Estas cosas, por suerte o por desgracia, sólo se entienden cuando se ha estado al otro lado, en el de los heridos por el hachazo, en el de quienes seguimos con la existencia, pero con un fardo encima de este calibre. Hasta que no sucede tal cosa, uno quizá piense que todo esto son pantomimas o gestos que forman parte de un protocolo, de una etiqueta que tiene más que ver con ciertos ritos sociales que con la verdad. Y qué duda cabe que también hay algo de esto, porque en muchas ocasiones, muchas de las personas que acuden a dar el pésame, acuden para ser vistos, para que no se les pueda reprochar la ausencia, para ejecutar un volatín de luto ante la concurrencia.
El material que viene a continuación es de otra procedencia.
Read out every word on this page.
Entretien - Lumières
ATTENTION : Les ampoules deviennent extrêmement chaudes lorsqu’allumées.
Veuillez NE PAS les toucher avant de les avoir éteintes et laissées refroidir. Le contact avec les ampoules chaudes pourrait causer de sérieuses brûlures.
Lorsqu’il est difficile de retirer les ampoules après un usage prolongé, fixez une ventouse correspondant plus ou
Una de esas convenciones sociales insoportable y que habría que extirpar de raíz, puesto que esas visitas son las que realmente cargan, las que dejan un agotamiento indecible en los deudos, ya que ante estas visitas de puro ‘cumpli-miento’ sí hay mantener una entereza que a ratos se hace casi imposible, ante ellos uno no puede mostrar el alma en pijama, sino que tiene que disfrazarla con la estricta etiqueta que aprieta por todas partes. Y en momentos así, el alma de uno necesita zapatillas y batín, a ser posible raídos y deformados por el uso, y poder deambular a su gusto, sin pensar en nada más, salvo dejarse llevar por las cuchilladas de un dolor inexplicable, pero sobre todo insoportable.